In a study published in the 2007 American Journal of Clinical Nutrition, 97 obese women were divided into two groups, one group focused on low-fat diet with fruit and vegetable emphasis and the other group with low-calorie diet. .



 A year later, both groups lost weight, but the low-fat diet group that consumed fruits and vegetables had a 14 pound (approximately 6.35 kg) weight loss effect with 3 pounds (about 1.36 kg) less than the low-calorie diet.


▶ Joint 3rd place: Flexiterion, Jenny Craig, Vegan diet




What's interesting about this survey is that two vegetarian-based diets ranked among the top diets for weight loss.



These are the Flexiterion Diet jafa-kash and the Vegan Diet. The difference between the two diets is how much animal food is allowed.


The Flexiterion diet is a semi-vegetarian diet with some vegetable-based foods, but with some fish and meat.



The vegan diet, on the other hand, is the strictest vegetarian diet that does not consume all animal-based foods, including meat, fish, and dairy products.


The Jenny Craig diet, which ranked third with two vegetarian-based diets, is an unfamiliar diet in Korea. This is a commercial diet brand where Jenny Craig consultants offer personalized diets.
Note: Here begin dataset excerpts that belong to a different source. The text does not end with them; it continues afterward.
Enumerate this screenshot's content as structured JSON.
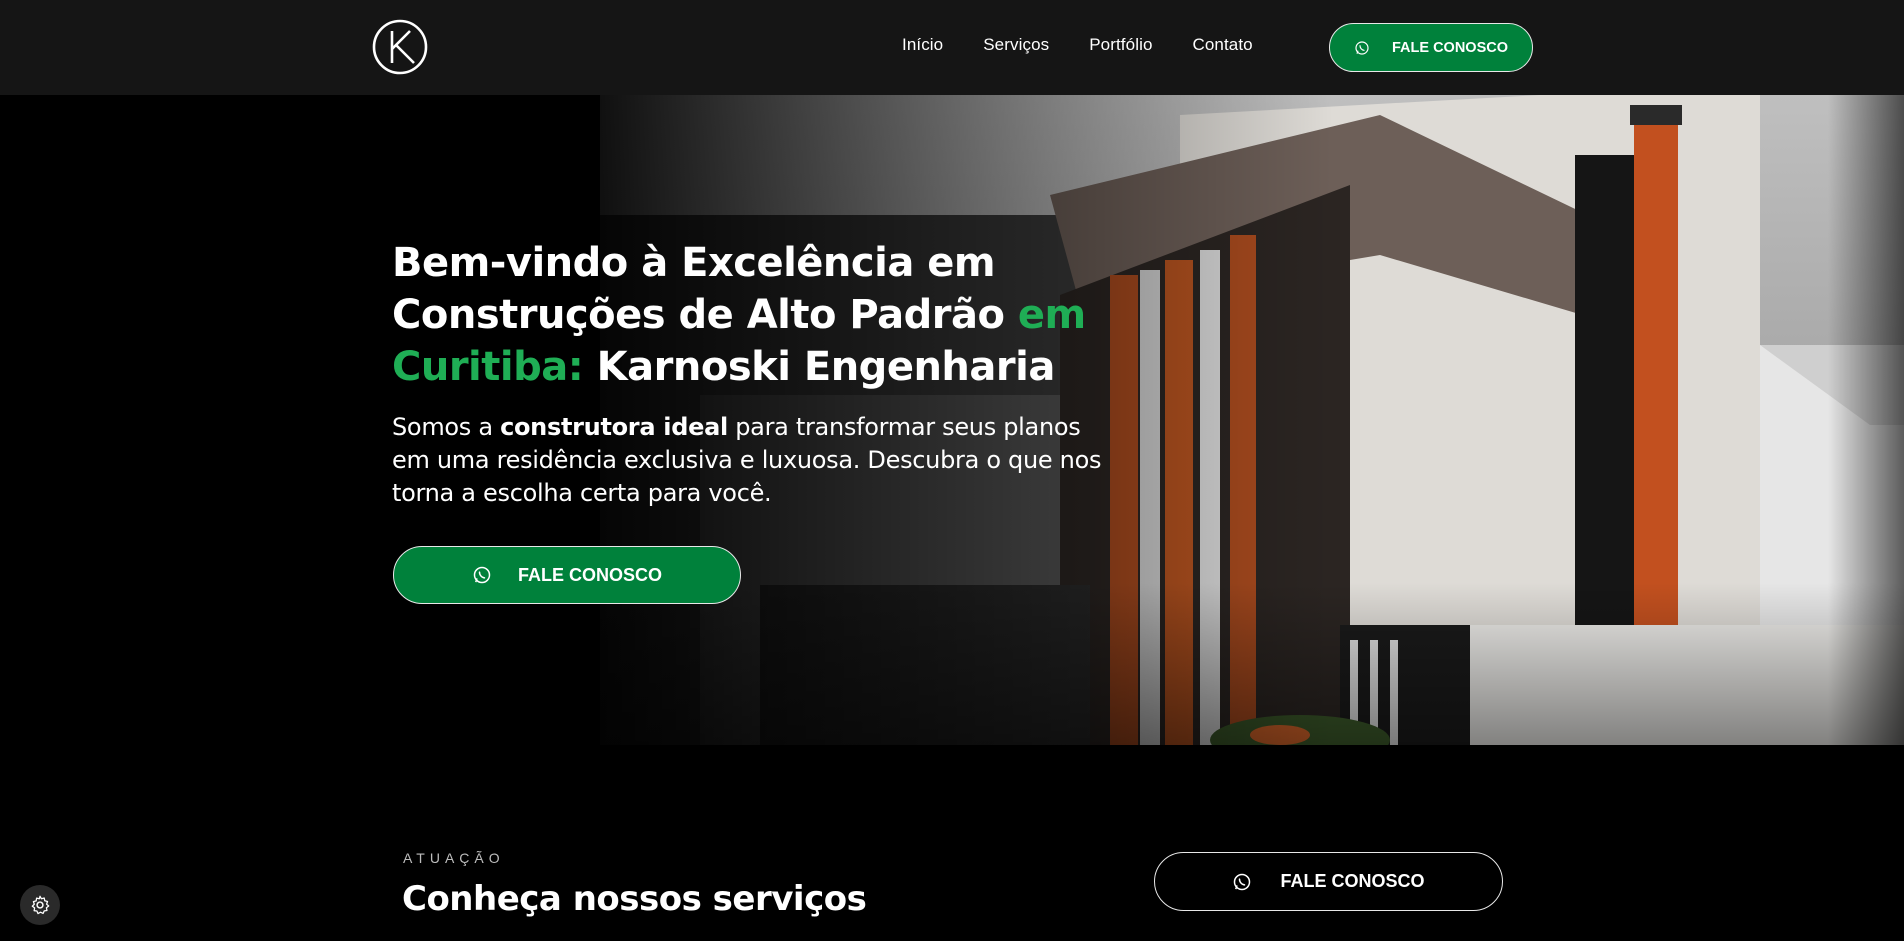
{
  "header": {
    "logo_icon": "k-monogram-logo",
    "nav": [
      {
        "label": "Início"
      },
      {
        "label": "Serviços"
      },
      {
        "label": "Portfólio"
      },
      {
        "label": "Contato"
      }
    ],
    "cta_label": "FALE CONOSCO",
    "cta_icon": "whatsapp-icon"
  },
  "hero": {
    "title_part1": "Bem-vindo à Excelência em Construções de Alto Padrão ",
    "title_accent": "em Curitiba:",
    "title_part2": " Karnoski Engenharia",
    "text_part1": "Somos a ",
    "text_bold": "construtora ideal",
    "text_part2": " para transformar seus planos em uma residência exclusiva e luxuosa. Descubra o que nos torna a escolha certa para você.",
    "cta_label": "FALE CONOSCO",
    "image_icon": "modern-house-photo"
  },
  "services": {
    "eyebrow": "ATUAÇÃO",
    "title": "Conheça nossos serviços",
    "cta_label": "FALE CONOSCO"
  },
  "settings_icon": "gear-icon",
  "colors": {
    "accent_green": "#1fae55",
    "button_green": "#00813b",
    "header_bg": "#151515",
    "page_bg": "#000000"
  }
}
Basically, this diet uses low-fat foods, but it is centered on 3 meals a day, but requires 5 servings of fruits and vegetables every day. It also includes healthy snacks such as non-fat dairy products and nuts. Above all, it emphasizes reducing the amount you eat.


The effectiveness of the diet is certain. The study was sponsored by Jenny Craig, and in a paper published in the Journal of the American Medical Association in 2010, 331 overweight and obese women tried the Jenny Craig free diet for six months, losing an average of 10% of their weight after 12 months, jafa-kash and even after 24 months. Maintain a 7% reduction.

The Jenny Craig diet has also been shown to help preserve heart health.


A 2015 study published in the Journal of the American Heart Association found that participants who maintained weight loss by more than 7 to 10% of their weight over two years through the Jenny Craig diet not only reduced total cholesterol but also prevent heart disease. It was also found to help.